Muslims have unique beliefs on etiology, cultural factors, and beliefs on depression treatment that can influence the patient’s orientation to medical therapy. Muslims born in Armenia, Iraq, or Iran are convinced that depression results from jinni (supernatural phenomena), Havisham, evil eye, or seitan. Others consider curses, evil eyes, jadoo, saya, or dark shadows as potential causes of poor mental health and depression (Koenig & Larson, 2011). The believers view depressions rising from within due to subsequent bad luck in the family as a result of not praying regularly, diminishing faith in Allah, or moral transgression. Due to such deep convictions, the therapist must understand that his diagnosis of the client’s depression can significantly affect her social relationships. As modern and religious values conflict, it is probable that a Muslim US citizen will be depressed.

Religion can also be a coping mechanism, especially for an aging female Muslim client. Moreover, Muslims consider cleanliness and self-care as part of drawing near to holiness. Traditional believers seek spiritual assistance from psychotherapeutic sessions as well as spiritual healers. Therefore, it is imperative for a therapist to build trust and strong relationship with her client so that they can believe in their ability to heal.

Healthcare Interventions that are Culturally Appropriate for Muslim Patients

The intervention must be defined broadly. Considering the breadth of the initial scoping work, qualitative and quantitative evidence are viable in considering the best viable option for patient treatment. There are suggestions that a directive approach is the most appropriate and effective. Notably, Islam does not contradict medications hence it is easy to find a Muslim client that believes that the doctor’s directives will eliminate the disease, especially if she adheres to all the instructions as provided (Walpole et al., 2013).

During the therapy session, the physician should utilize behavioral and cognitive approaches such as suggesting and discussing the potential treatment options with the patient (Kuyken et al., 2016). The therapist must understand the cultural and religious beliefs of the patient, and modify treatment approaches to accommodate those beliefs. For example, cognitive behavioral therapy (CBT) can be modified to incorporate Islamic teachings and values to improve its effectiveness (Mirza et al., 2015).

Furthermore, it is essential to provide language interpretation services during the therapy sessions to overcome the language barrier that may exist between the patient and the therapist. A female interpreter may be preferred by female Muslim patients as they may feel more comfortable sharing their experiences with someone of the same gender. It is also important to provide educational resources that explain depression and its treatment in a culturally appropriate manner.

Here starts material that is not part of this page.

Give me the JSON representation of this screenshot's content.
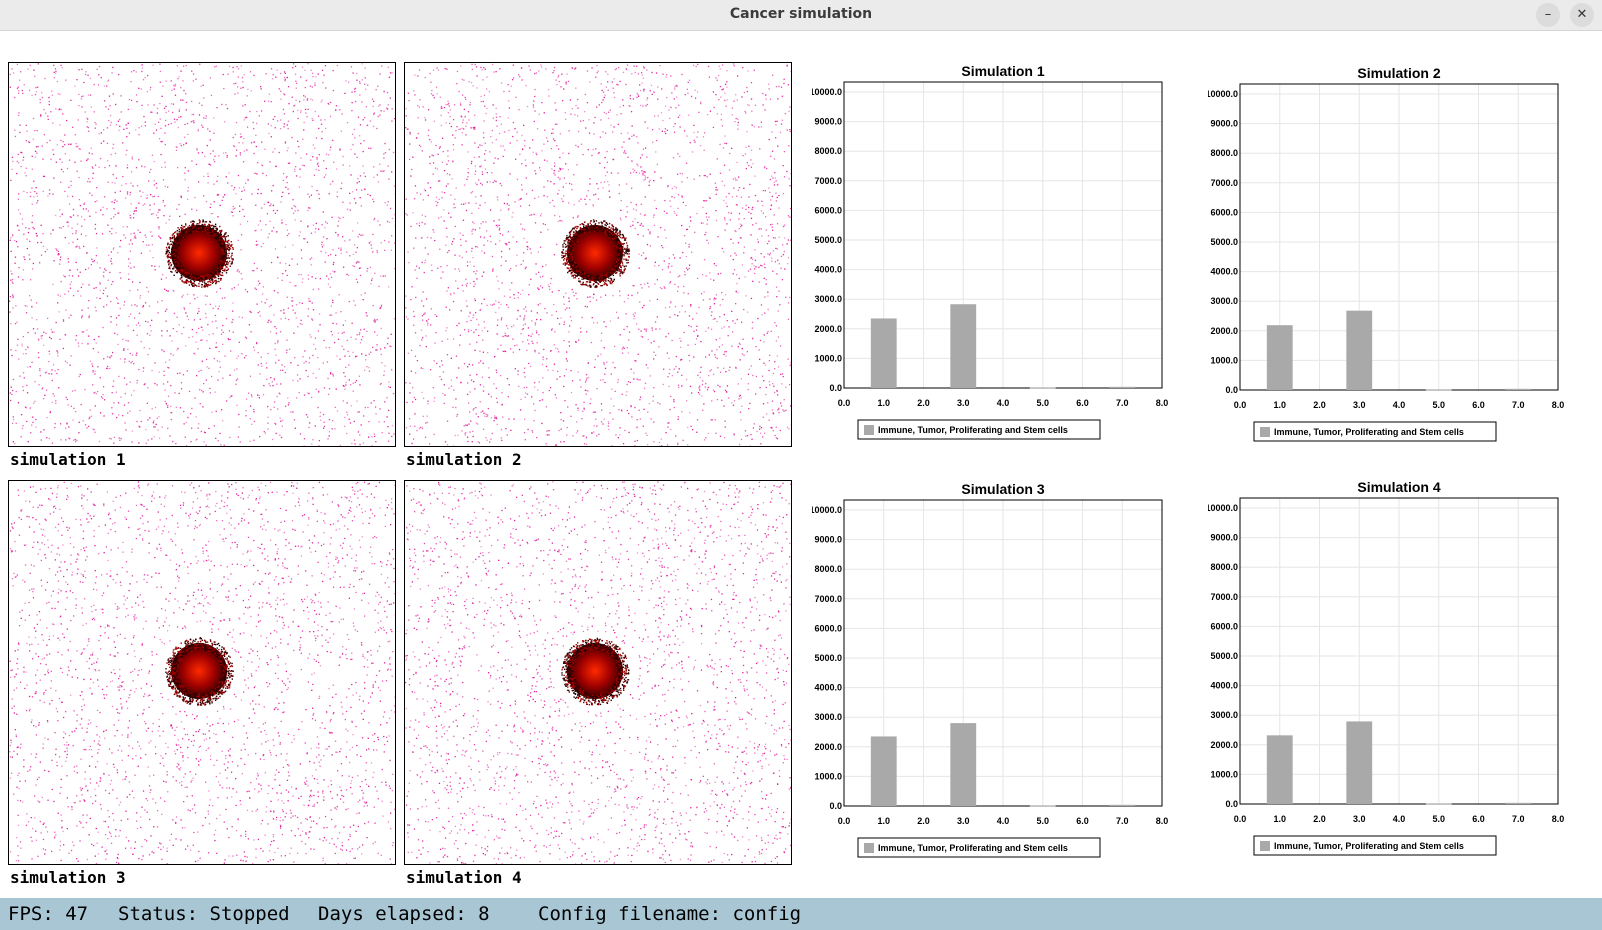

In conclusion, there are significant cultural differences between people born in the US or EU and migrants from the Muslim world. Healthcare interventions for Muslim patients must be culturally appropriate and take into account their religious beliefs and cultural values. The role of religious identity in the healthcare of Muslim patients is crucial, and healthcare providers must understand the importance of religion in the patient’s mental health. Providing language interpretation services and educational resources can be effective ways to improve the effectiveness of healthcare interventions for Muslim patients.